The only reason Computerworld has obtained for the backflip is the original two employees are unable to attend the BRM.
Director of government affairs at IBM Australia, Kaaren Koomen, who manages a technical person in the OOXML working group, says there were obvious discussions within the committee about who should represent Australia in Geneva and it was satisfied with the two Standards Australia people.
"We were quite surprised there was a change in the delegation without consultation with the committee and when we were advised by Standards Australia of the change there was consternation," Koomen says.
Koomen says the working group was not surprised at the ensuing discussion and there are a number of parties that are not comfortable with the change, including IBM.
"In terms of the BRM we would be relieved if there was another representative on the Australian delegation that felt confident so they could present other views that were more balanced," she says.
Director of Sydney-based open source advisory firm Waugh Partners Jeff Waugh says with concerns of bias and corruption tainting other working groups, the local standards group wants to ensure Standards Australia is not seen to have similar problems.
Waugh, who is also on Standards Australia's OOXML working group, says with two objective participants previously, the group wants to see what NZ has done applied here.
"We would suggest Standards Australia go with a no vote, but it's difficult to see a consensus form around 'no' given the way the process has been run," Waugh says, adding Jelliffe's presence will "certainly have an impact".
"I don't know what they are going to do, but with the position they are in the most likely option is to abstain."
Waugh believes Jelliffe has raised some good comments about the specification, but says it is disconcerting that his commentary of OOXML is along the lines of "yes, there are problems with it, but none are showstoppers so we should standardise it anyway".
"Nothing fazes him about the quality of the specification," Waugh says. "A restructure of the document would help and the ECMA has restructured it quite significantly, but we are still on this fast-track process and we don't have a huge amount of time to go through it before it could become a standard."
"Saying no means saying no to the fast-track process," Waugh says. "There is a view that more time is needed to go through the specification, and there is a view that by standardising it now we are going to push back the option to further harmonise the OOXML and ODF standards."

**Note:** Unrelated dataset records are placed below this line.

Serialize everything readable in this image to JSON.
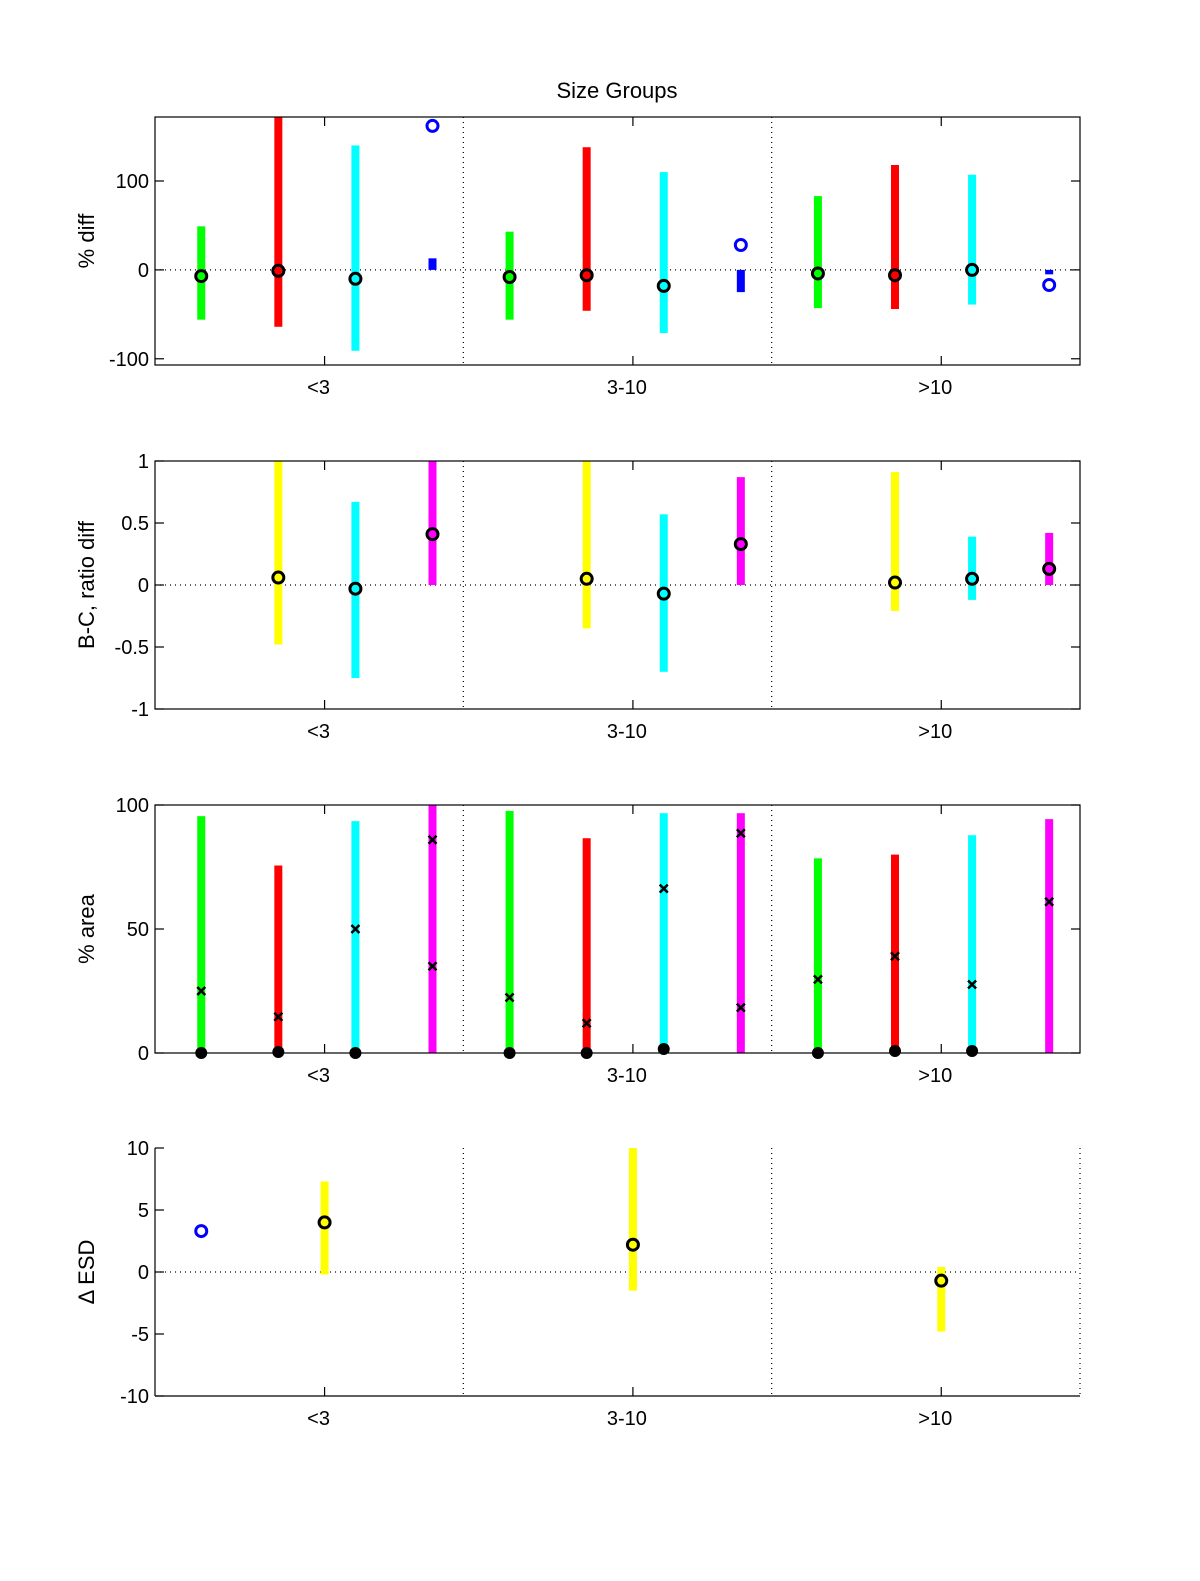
{
  "chart_data": {
    "type": "errorbar",
    "title": "Size Groups",
    "xlim": [
      0.5,
      3.5
    ],
    "xticks": [
      1.05,
      2.05,
      3.05
    ],
    "xticklabels": [
      "<3",
      "3-10",
      ">10"
    ],
    "group_dividers": [
      1.5,
      2.5
    ],
    "colors": {
      "green": "#00ff00",
      "red": "#ff0000",
      "cyan": "#00ffff",
      "blue": "#0000ff",
      "magenta": "#ff00ff",
      "yellow": "#ffff00"
    },
    "panels": [
      {
        "ylabel": "% diff",
        "ylim": [
          -107,
          172
        ],
        "yticks": [
          -100,
          0,
          100
        ],
        "zero_line": true,
        "bars": [
          {
            "x": 0.65,
            "lo": -56,
            "hi": 49,
            "color": "green"
          },
          {
            "x": 0.9,
            "lo": -64,
            "hi": 172,
            "color": "red"
          },
          {
            "x": 1.15,
            "lo": -91,
            "hi": 140,
            "color": "cyan"
          },
          {
            "x": 1.4,
            "lo": 0,
            "hi": 13,
            "color": "blue"
          },
          {
            "x": 1.65,
            "lo": -56,
            "hi": 43,
            "color": "green"
          },
          {
            "x": 1.9,
            "lo": -46,
            "hi": 138,
            "color": "red"
          },
          {
            "x": 2.15,
            "lo": -71,
            "hi": 110,
            "color": "cyan"
          },
          {
            "x": 2.4,
            "lo": -25,
            "hi": 0,
            "color": "blue"
          },
          {
            "x": 2.65,
            "lo": -43,
            "hi": 83,
            "color": "green"
          },
          {
            "x": 2.9,
            "lo": -44,
            "hi": 118,
            "color": "red"
          },
          {
            "x": 3.15,
            "lo": -39,
            "hi": 107,
            "color": "cyan"
          },
          {
            "x": 3.4,
            "lo": -5,
            "hi": 0,
            "color": "blue"
          }
        ],
        "markers": [
          {
            "x": 0.65,
            "y": -7,
            "type": "circle"
          },
          {
            "x": 0.9,
            "y": -1,
            "type": "circle"
          },
          {
            "x": 1.15,
            "y": -10,
            "type": "circle"
          },
          {
            "x": 1.4,
            "y": 162,
            "type": "circle-blue"
          },
          {
            "x": 1.65,
            "y": -8,
            "type": "circle"
          },
          {
            "x": 1.9,
            "y": -6,
            "type": "circle"
          },
          {
            "x": 2.15,
            "y": -18,
            "type": "circle"
          },
          {
            "x": 2.4,
            "y": 28,
            "type": "circle-blue"
          },
          {
            "x": 2.65,
            "y": -4,
            "type": "circle"
          },
          {
            "x": 2.9,
            "y": -6,
            "type": "circle"
          },
          {
            "x": 3.15,
            "y": 0,
            "type": "circle"
          },
          {
            "x": 3.4,
            "y": -17,
            "type": "circle-blue"
          }
        ]
      },
      {
        "ylabel": "B-C, ratio diff",
        "ylim": [
          -1,
          1
        ],
        "yticks": [
          -1,
          -0.5,
          0,
          0.5,
          1
        ],
        "zero_line": true,
        "bars": [
          {
            "x": 0.9,
            "lo": -0.48,
            "hi": 1.0,
            "color": "yellow"
          },
          {
            "x": 1.15,
            "lo": -0.75,
            "hi": 0.67,
            "color": "cyan"
          },
          {
            "x": 1.4,
            "lo": 0,
            "hi": 1.0,
            "color": "magenta"
          },
          {
            "x": 1.9,
            "lo": -0.35,
            "hi": 1.0,
            "color": "yellow"
          },
          {
            "x": 2.15,
            "lo": -0.7,
            "hi": 0.57,
            "color": "cyan"
          },
          {
            "x": 2.4,
            "lo": 0,
            "hi": 0.87,
            "color": "magenta"
          },
          {
            "x": 2.9,
            "lo": -0.21,
            "hi": 0.91,
            "color": "yellow"
          },
          {
            "x": 3.15,
            "lo": -0.12,
            "hi": 0.39,
            "color": "cyan"
          },
          {
            "x": 3.4,
            "lo": 0,
            "hi": 0.42,
            "color": "magenta"
          }
        ],
        "markers": [
          {
            "x": 0.9,
            "y": 0.06,
            "type": "circle"
          },
          {
            "x": 1.15,
            "y": -0.03,
            "type": "circle"
          },
          {
            "x": 1.4,
            "y": 0.41,
            "type": "circle"
          },
          {
            "x": 1.9,
            "y": 0.05,
            "type": "circle"
          },
          {
            "x": 2.15,
            "y": -0.07,
            "type": "circle"
          },
          {
            "x": 2.4,
            "y": 0.33,
            "type": "circle"
          },
          {
            "x": 2.9,
            "y": 0.02,
            "type": "circle"
          },
          {
            "x": 3.15,
            "y": 0.05,
            "type": "circle"
          },
          {
            "x": 3.4,
            "y": 0.13,
            "type": "circle"
          }
        ]
      },
      {
        "ylabel": "% area",
        "ylim": [
          0,
          100
        ],
        "yticks": [
          0,
          50,
          100
        ],
        "zero_line": false,
        "bars": [
          {
            "x": 0.65,
            "lo": 0,
            "hi": 95.5,
            "color": "green"
          },
          {
            "x": 0.9,
            "lo": 0,
            "hi": 75.6,
            "color": "red"
          },
          {
            "x": 1.15,
            "lo": 0,
            "hi": 93.5,
            "color": "cyan"
          },
          {
            "x": 1.4,
            "lo": 0,
            "hi": 100,
            "color": "magenta"
          },
          {
            "x": 1.65,
            "lo": 0,
            "hi": 97.6,
            "color": "green"
          },
          {
            "x": 1.9,
            "lo": 0,
            "hi": 86.6,
            "color": "red"
          },
          {
            "x": 2.15,
            "lo": 0,
            "hi": 96.7,
            "color": "cyan"
          },
          {
            "x": 2.4,
            "lo": 0,
            "hi": 96.7,
            "color": "magenta"
          },
          {
            "x": 2.65,
            "lo": 0,
            "hi": 78.5,
            "color": "green"
          },
          {
            "x": 2.9,
            "lo": 0,
            "hi": 80,
            "color": "red"
          },
          {
            "x": 3.15,
            "lo": 0,
            "hi": 87.8,
            "color": "cyan"
          },
          {
            "x": 3.4,
            "lo": 0,
            "hi": 94.3,
            "color": "magenta"
          }
        ],
        "markers": [
          {
            "x": 0.65,
            "y": 25,
            "type": "x"
          },
          {
            "x": 0.65,
            "y": 0,
            "type": "dot"
          },
          {
            "x": 0.9,
            "y": 14.6,
            "type": "x"
          },
          {
            "x": 0.9,
            "y": 0.4,
            "type": "dot"
          },
          {
            "x": 1.15,
            "y": 50,
            "type": "x"
          },
          {
            "x": 1.15,
            "y": 0,
            "type": "dot"
          },
          {
            "x": 1.4,
            "y": 86,
            "type": "x"
          },
          {
            "x": 1.4,
            "y": 35,
            "type": "x"
          },
          {
            "x": 1.65,
            "y": 22.4,
            "type": "x"
          },
          {
            "x": 1.65,
            "y": 0,
            "type": "dot"
          },
          {
            "x": 1.9,
            "y": 12,
            "type": "x"
          },
          {
            "x": 1.9,
            "y": 0,
            "type": "dot"
          },
          {
            "x": 2.15,
            "y": 66.3,
            "type": "x"
          },
          {
            "x": 2.15,
            "y": 1.6,
            "type": "dot"
          },
          {
            "x": 2.4,
            "y": 88.6,
            "type": "x"
          },
          {
            "x": 2.4,
            "y": 18.3,
            "type": "x"
          },
          {
            "x": 2.65,
            "y": 29.7,
            "type": "x"
          },
          {
            "x": 2.65,
            "y": 0,
            "type": "dot"
          },
          {
            "x": 2.9,
            "y": 39,
            "type": "x"
          },
          {
            "x": 2.9,
            "y": 0.8,
            "type": "dot"
          },
          {
            "x": 3.15,
            "y": 27.6,
            "type": "x"
          },
          {
            "x": 3.15,
            "y": 0.8,
            "type": "dot"
          },
          {
            "x": 3.4,
            "y": 61,
            "type": "x"
          }
        ]
      },
      {
        "ylabel": "Δ ESD",
        "ylim": [
          -10,
          10
        ],
        "yticks": [
          -10,
          -5,
          0,
          5,
          10
        ],
        "zero_line": true,
        "open_box": true,
        "bars": [
          {
            "x": 1.05,
            "lo": -0.2,
            "hi": 7.3,
            "color": "yellow"
          },
          {
            "x": 2.05,
            "lo": -1.5,
            "hi": 10,
            "color": "yellow"
          },
          {
            "x": 3.05,
            "lo": -4.8,
            "hi": 0.4,
            "color": "yellow"
          }
        ],
        "markers": [
          {
            "x": 0.65,
            "y": 3.3,
            "type": "circle-blue"
          },
          {
            "x": 1.05,
            "y": 4.0,
            "type": "circle"
          },
          {
            "x": 2.05,
            "y": 2.2,
            "type": "circle"
          },
          {
            "x": 3.05,
            "y": -0.7,
            "type": "circle"
          }
        ]
      }
    ]
  }
}
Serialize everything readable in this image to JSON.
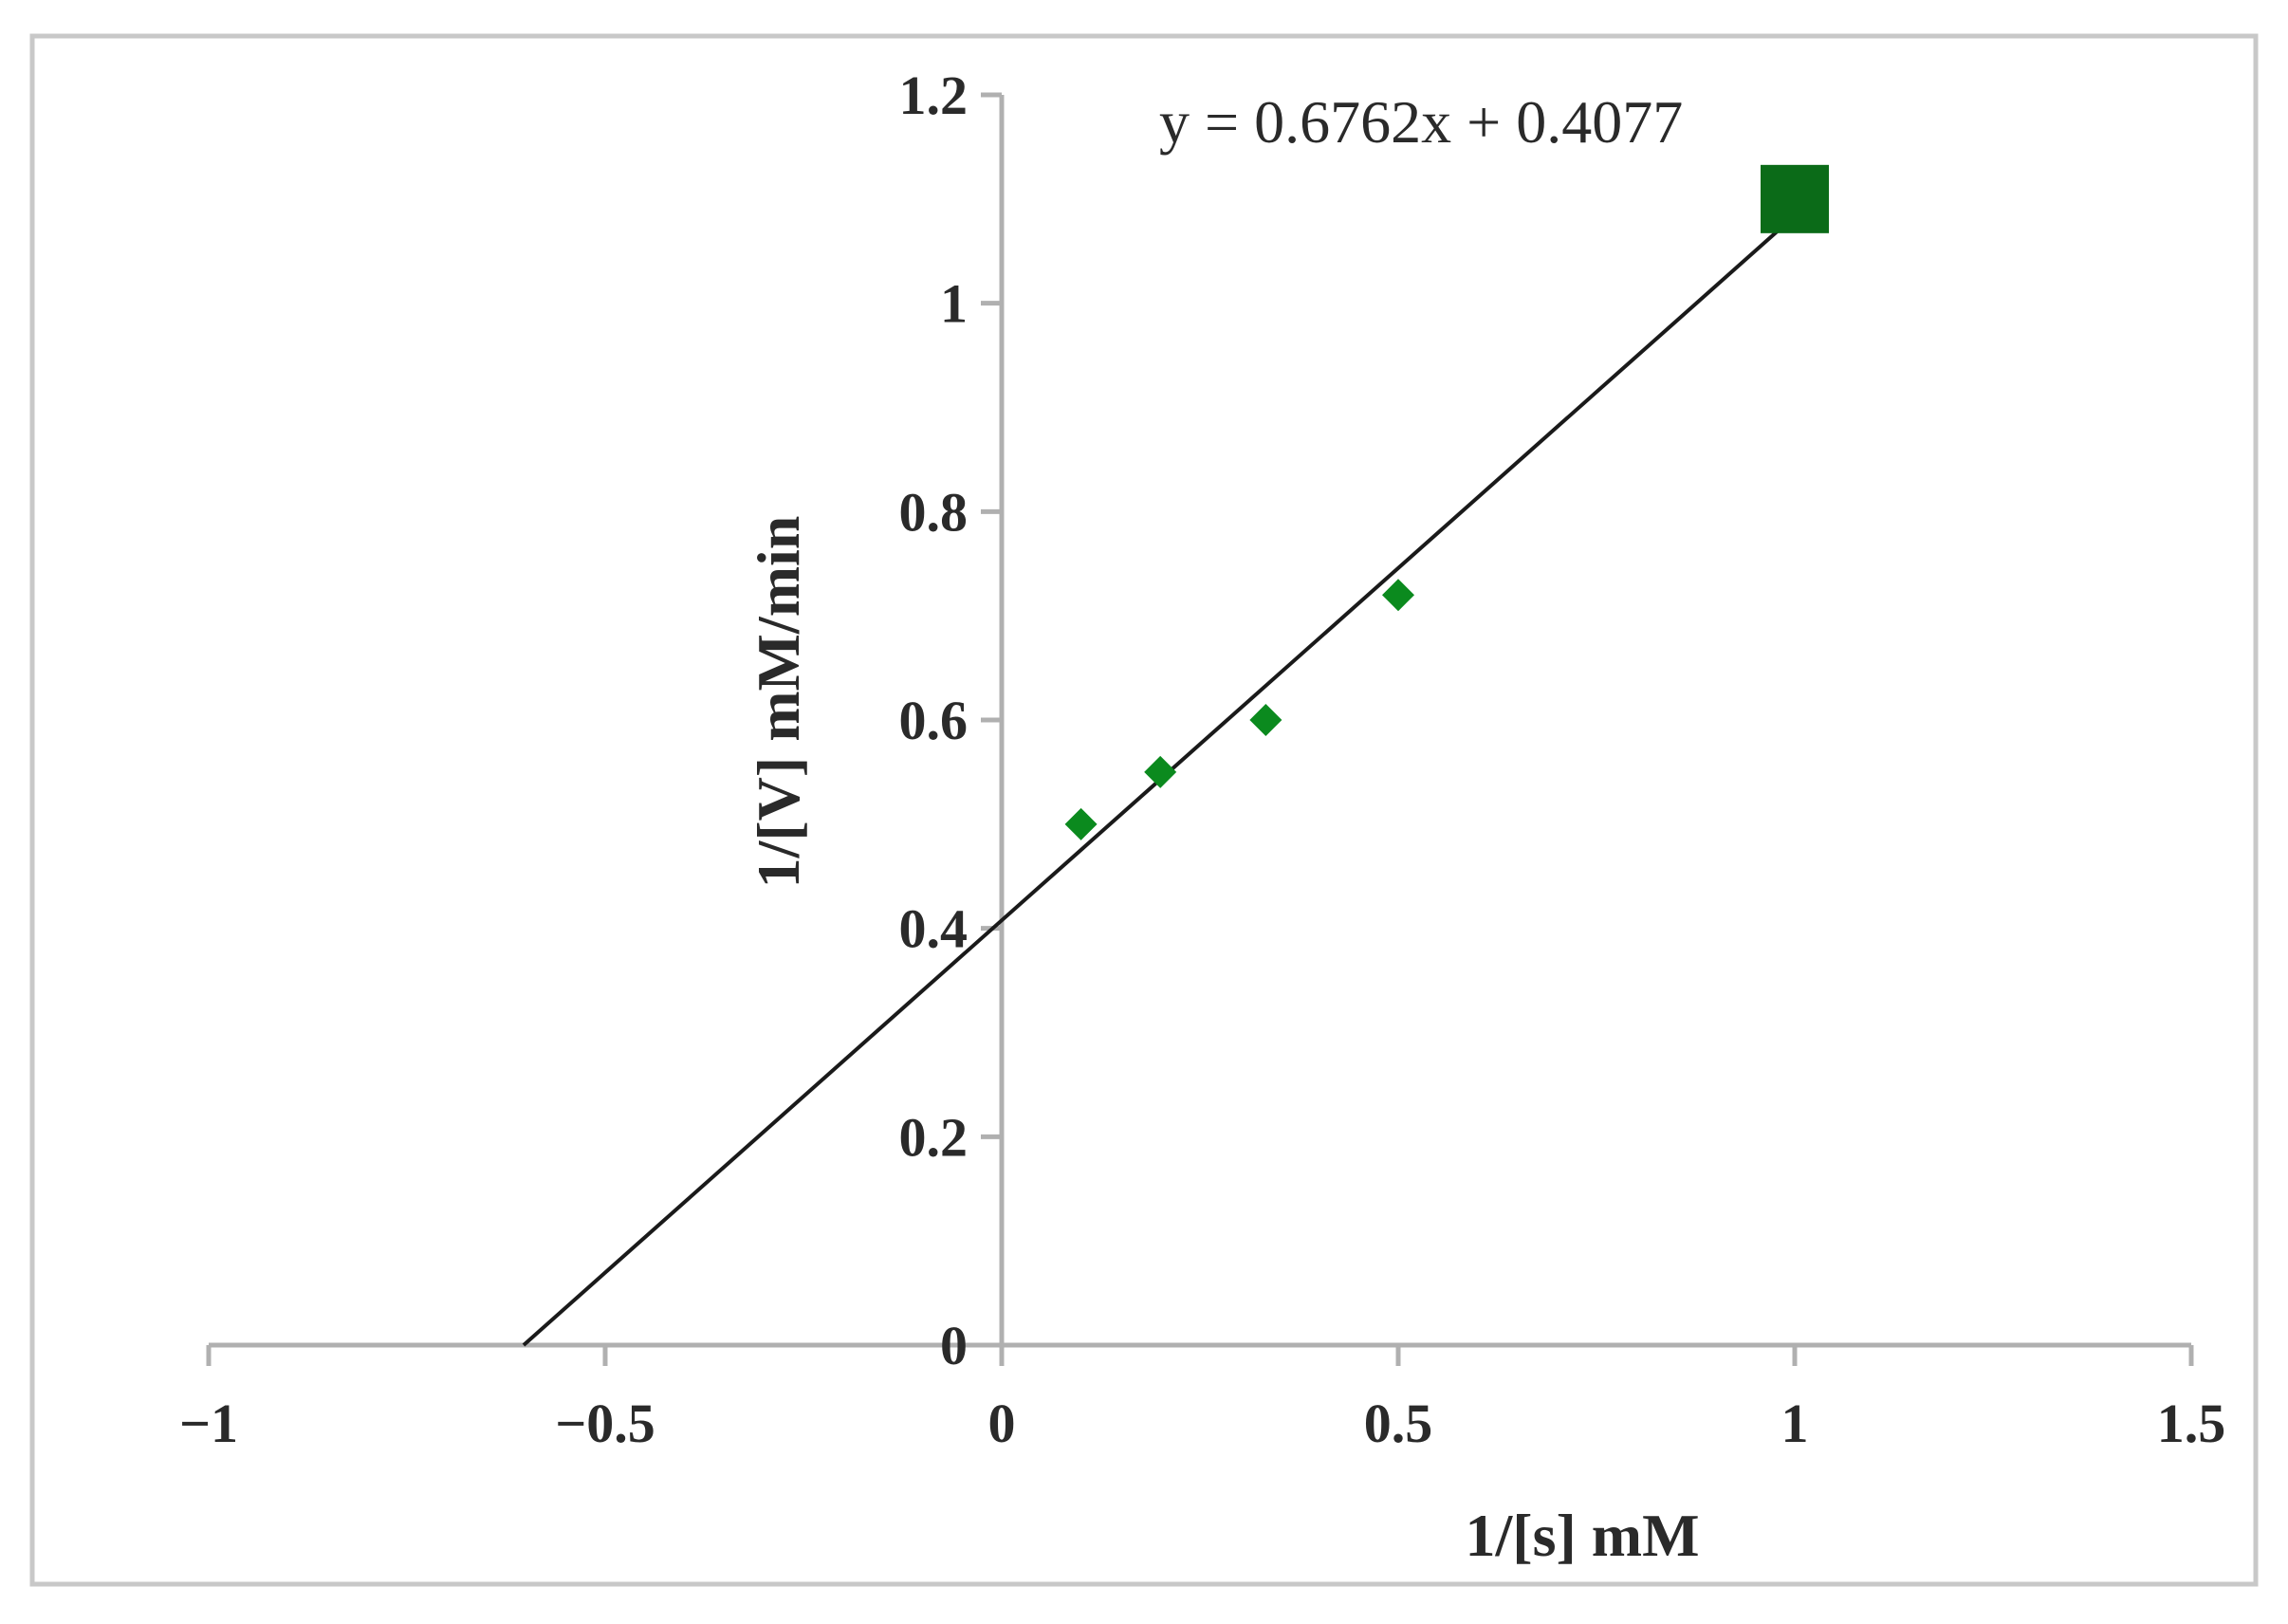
{
  "chart_data": {
    "type": "scatter",
    "xlabel": "1/[s] mM",
    "ylabel": "1/[V] mM/min",
    "xlim": [
      -1,
      1.5
    ],
    "ylim": [
      0,
      1.2
    ],
    "x_ticks": [
      "−1",
      "−0.5",
      "0",
      "0.5",
      "1",
      "1.5"
    ],
    "x_tick_values": [
      -1,
      -0.5,
      0,
      0.5,
      1,
      1.5
    ],
    "y_ticks": [
      "0",
      "0.2",
      "0.4",
      "0.6",
      "0.8",
      "1",
      "1.2"
    ],
    "y_tick_values": [
      0,
      0.2,
      0.4,
      0.6,
      0.8,
      1,
      1.2
    ],
    "series": [
      {
        "marker": "diamond",
        "color": "#0b8a1e",
        "points": [
          {
            "x": 0.1,
            "y": 0.5
          },
          {
            "x": 0.2,
            "y": 0.55
          },
          {
            "x": 0.333,
            "y": 0.6
          },
          {
            "x": 0.5,
            "y": 0.72
          }
        ]
      },
      {
        "marker": "square",
        "color": "#0b6b18",
        "points": [
          {
            "x": 1.0,
            "y": 1.1
          }
        ]
      }
    ],
    "trendline": {
      "slope": 0.6762,
      "intercept": 0.4077,
      "x_range": [
        -0.6029,
        1.0
      ],
      "color": "#1a1a1a",
      "equation": "y = 0.6762x + 0.4077"
    },
    "grid": false,
    "frame_color": "#c8c8c8",
    "axis_color": "#b0b0b0"
  }
}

Waugh says bringing more of the features of the two standards together will eliminate having two standards for many of the same things, and from a locally ISV point of view would simplify the work required by ISVs to support the document formats.
Another organisation on the OOXML working group is Google.
A Google spokesperson told Computerworld the question of whether OOXML is ready for approval as an ISO/IEC standard "is of enormous importance, and we believe that Australia's interests would be much better represented in Geneva if our delegation represented both viewpoints".
"Rick is a highly respected expert in the field of XML-based standards," the spokesperson says. "It does, however, raise concerns that by his own admission he has been a paid consultant on OOXML for the very company proposing it as a standard."
Rick Jelliffe was unavailable for comment.